Bu metin yazılmaya başlandığında hedef, aşırı akım rölelerinin ayarlanmasında meslektaşların daha cesur olmasına yönelik birkaç kelam etmekti, ancak daha ilk paragraftan yazının rotası değişti. Kulak tırmalayıcı “sekonder koruma” terimini acaba dilimize yanlış mı oturtmuştu meslektaşlar?  
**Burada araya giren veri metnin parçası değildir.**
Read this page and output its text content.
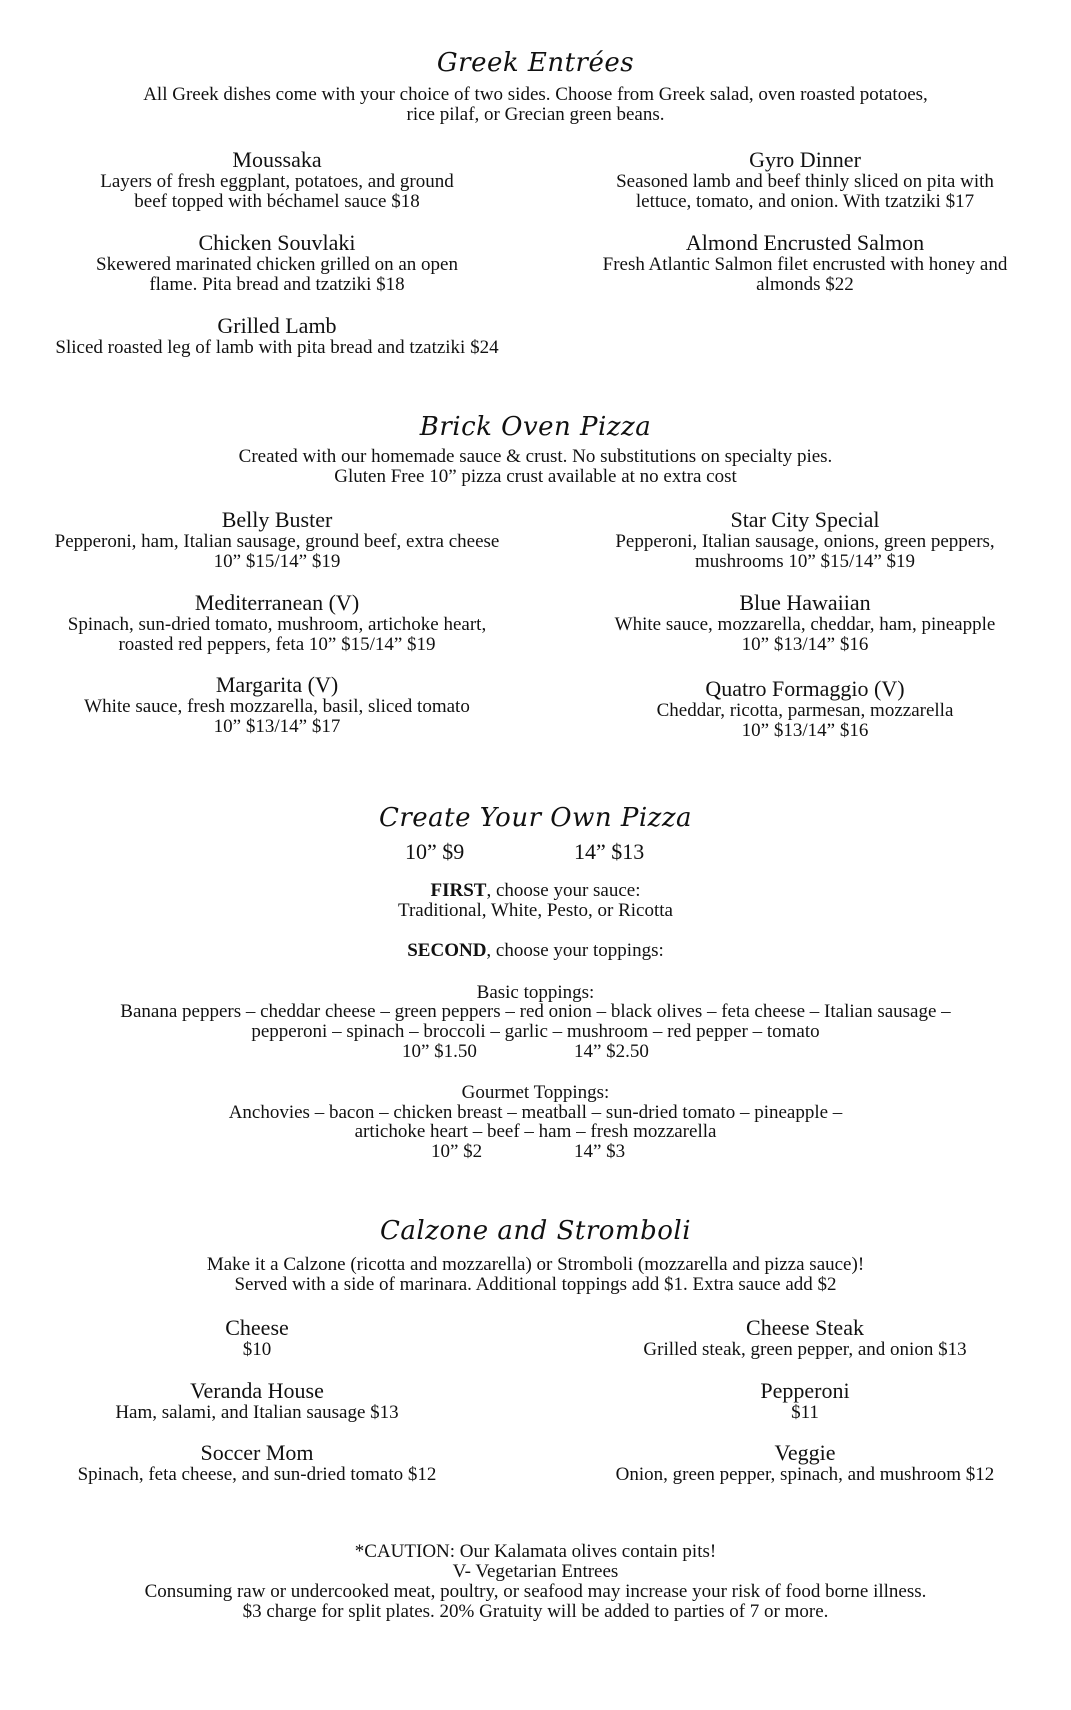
Greek Entrées
All Greek dishes come with your choice of two sides. Choose from Greek salad, oven roasted potatoes,
rice pilaf, or Grecian green beans.
Moussaka
Layers of fresh eggplant, potatoes, and ground
beef topped with béchamel sauce $18
Gyro Dinner
Seasoned lamb and beef thinly sliced on pita with
lettuce, tomato, and onion. With tzatziki $17
Chicken Souvlaki
Skewered marinated chicken grilled on an open
flame. Pita bread and tzatziki $18
Almond Encrusted Salmon
Fresh Atlantic Salmon filet encrusted with honey and
almonds $22
Grilled Lamb
Sliced roasted leg of lamb with pita bread and tzatziki $24
Brick Oven Pizza
Created with our homemade sauce & crust. No substitutions on specialty pies.
Gluten Free 10” pizza crust available at no extra cost
Belly Buster
Pepperoni, ham, Italian sausage, ground beef, extra cheese
10” $15/14” $19
Star City Special
Pepperoni, Italian sausage, onions, green peppers,
mushrooms 10” $15/14” $19
Mediterranean (V)
Spinach, sun-dried tomato, mushroom, artichoke heart,
roasted red peppers, feta 10” $15/14” $19
Blue Hawaiian
White sauce, mozzarella, cheddar, ham, pineapple
10” $13/14” $16
Margarita (V)
White sauce, fresh mozzarella, basil, sliced tomato
10” $13/14” $17
Quatro Formaggio (V)
Cheddar, ricotta, parmesan, mozzarella
10” $13/14” $16
Create Your Own Pizza
10” $9	14” $13
FIRST, choose your sauce:
Traditional, White, Pesto, or Ricotta
SECOND, choose your toppings:
Basic toppings:
Banana peppers – cheddar cheese – green peppers – red onion – black olives – feta cheese – Italian sausage –
pepperoni – spinach – broccoli – garlic – mushroom – red pepper – tomato
10” $1.50	14” $2.50
Gourmet Toppings:
Anchovies – bacon – chicken breast – meatball – sun-dried tomato – pineapple –
artichoke heart – beef – ham – fresh mozzarella
10” $2	14” $3
Calzone and Stromboli
Make it a Calzone (ricotta and mozzarella) or Stromboli (mozzarella and pizza sauce)!
Served with a side of marinara. Additional toppings add $1. Extra sauce add $2
Cheese
$10
Cheese Steak
Grilled steak, green pepper, and onion $13
Veranda House
Ham, salami, and Italian sausage $13
Pepperoni
$11
Soccer Mom
Spinach, feta cheese, and sun-dried tomato $12
Veggie
Onion, green pepper, spinach, and mushroom $12
*CAUTION: Our Kalamata olives contain pits!
V- Vegetarian Entrees
Consuming raw or undercooked meat, poultry, or seafood may increase your risk of food borne illness.
$3 charge for split plates. 20% Gratuity will be added to parties of 7 or more.
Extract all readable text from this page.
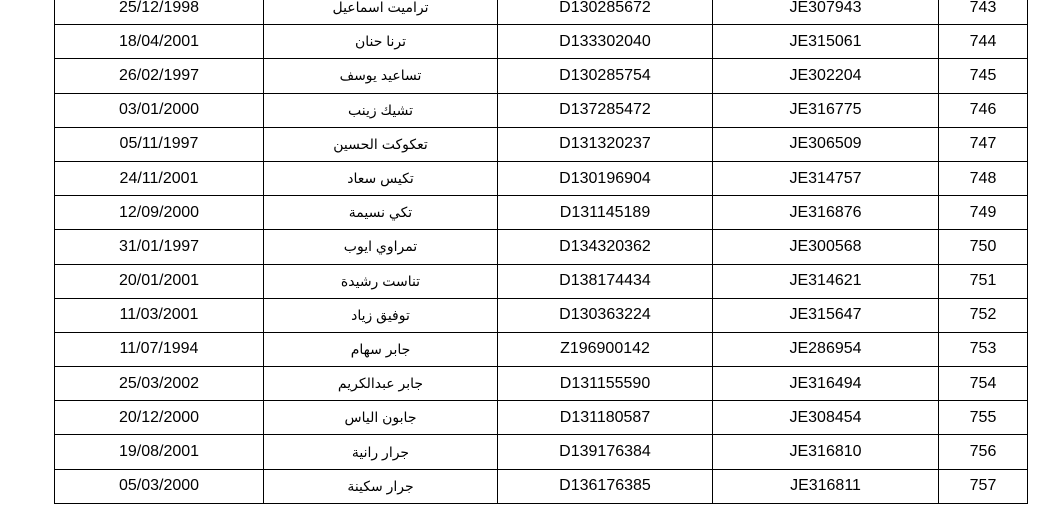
25/12/1998	ترامیت اسماعیل	D130285672	JE307943	743
18/04/2001	ترنا حنان	D133302040	JE315061	744
26/02/1997	تساعید یوسف	D130285754	JE302204	745
03/01/2000	تشیك زینب	D137285472	JE316775	746
05/11/1997	تعكوكت الحسین	D131320237	JE306509	747
24/11/2001	تكیس سعاد	D130196904	JE314757	748
12/09/2000	تكي نسیمة	D131145189	JE316876	749
31/01/1997	تمراوي ایوب	D134320362	JE300568	750
20/01/2001	تناست رشیدة	D138174434	JE314621	751
11/03/2001	توفیق زیاد	D130363224	JE315647	752
11/07/1994	جابر سهام	Z196900142	JE286954	753
25/03/2002	جابر عبدالكریم	D131155590	JE316494	754
20/12/2000	جابون الیاس	D131180587	JE308454	755
19/08/2001	جرار رانیة	D139176384	JE316810	756
05/03/2000	جرار سكینة	D136176385	JE316811	757
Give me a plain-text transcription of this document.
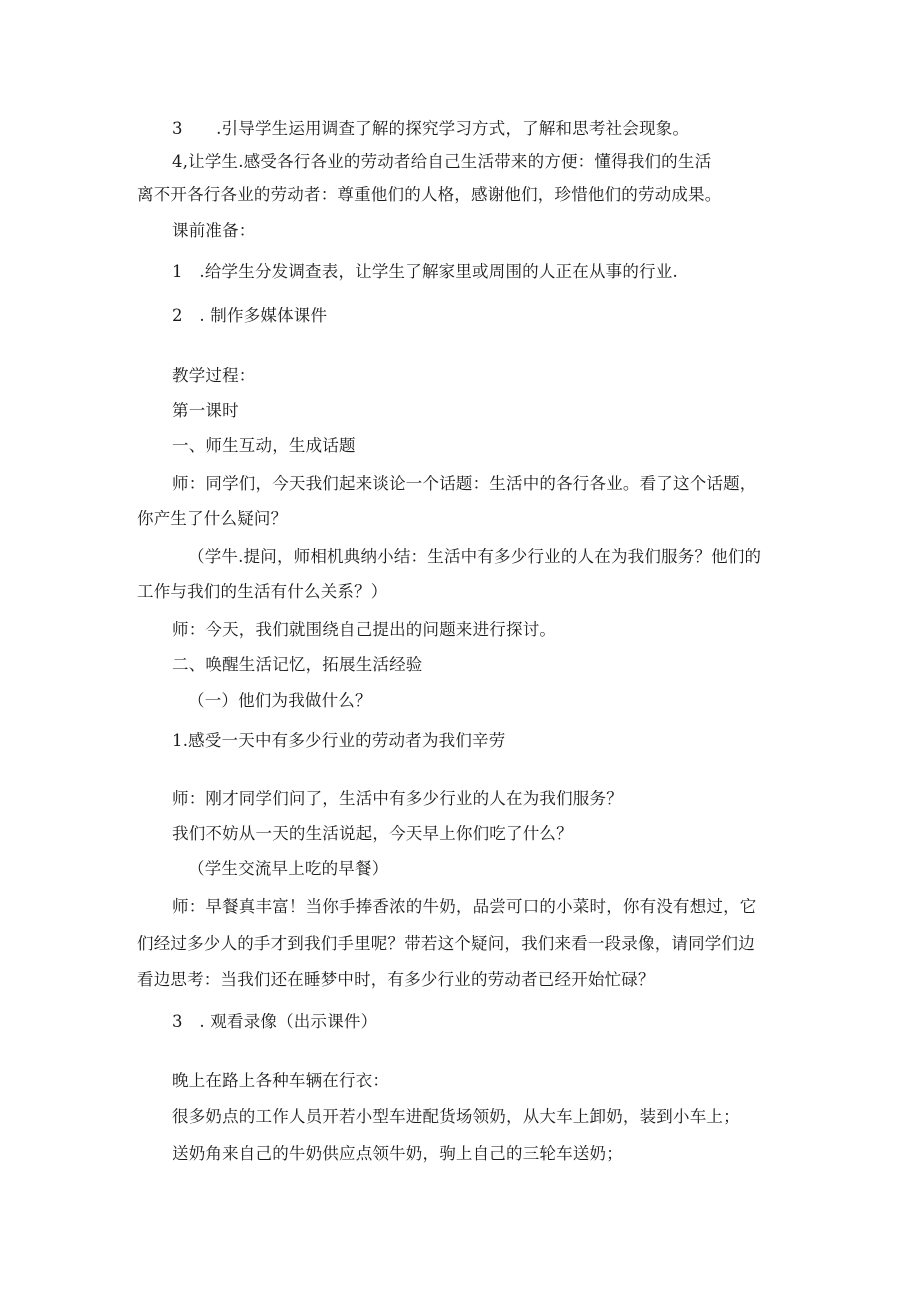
3　　.引导学生运用调查了解的探究学习方式，了解和思考社会现象。
4,让学生.感受各行各业的劳动者给自己生活带来的方便：懂得我们的生活
离不开各行各业的劳动者：尊重他们的人格，感谢他们，珍惜他们的劳动成果。
课前准备：
1　.给学生分发调查表，让学生了解家里或周围的人正在从事的行业.
2　. 制作多媒体课件
教学过程：
第一课时
一、师生互动，生成话题
师：同学们，今天我们起来谈论一个话题：生活中的各行各业。看了这个话题，
你产生了什么疑问？
（学牛.提问，师相机典纳小结：生活中有多少行业的人在为我们服务？他们的
工作与我们的生活有什么关系？）
师：今天，我们就围绕自己提出的问题来进行探讨。
二、唤醒生活记忆，拓展生活经验
（一）他们为我做什么？
1.感受一天中有多少行业的劳动者为我们辛劳
师：刚才同学们问了，生活中有多少行业的人在为我们服务？
我们不妨从一天的生活说起，今天早上你们吃了什么？
（学生交流早上吃的早餐）
师：早餐真丰富！当你手捧香浓的牛奶，品尝可口的小菜时，你有没有想过，它
们经过多少人的手才到我们手里呢？带若这个疑问，我们来看一段录像，请同学们边
看边思考：当我们还在睡梦中时，有多少行业的劳动者已经开始忙碌？
3　. 观看录像（出示课件）
晚上在路上各种车辆在行衣：
很多奶点的工作人员开若小型车进配货场领奶，从大车上卸奶，装到小车上；
送奶角来自己的牛奶供应点领牛奶，驹上自己的三轮车送奶；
Bir transformatör üstüne konuşulurken sekonder dendiğinde genel olarak -örneğin 400 V bir- transformatörün çıkışı, ikinci tarafı akla geliyorken; sekonder teriminin İngilizce karşılığı, tali, ikincil (birincil olmayan) manasında iken bizim bildiğimiz "sekonder koruma" terimi kafa karıştırıcı idi. Türkçe ’ye yerleşen manada kastedilen, enstrüman akım transformatörünün sekonderi ve bundan alınmış bilgi ile koruma rölelerine bırakılan, açtırma ekipmanını tetikleme kararıdır. Yabancı literatürde aynı tetikleme işi ANSI kodları (50-51-50N-51N) ile açıklanır ve aşırı akım koruması olarak geçer. Sekonder koruma terimi, primer korumaya arka çıkan (back-up) destek koruma anlamında geçmektedir. Burada belki de dilimizde, uluslararası literatür ile çelişen bir duruma ilk kez dikkat çekiyor olabiliriz.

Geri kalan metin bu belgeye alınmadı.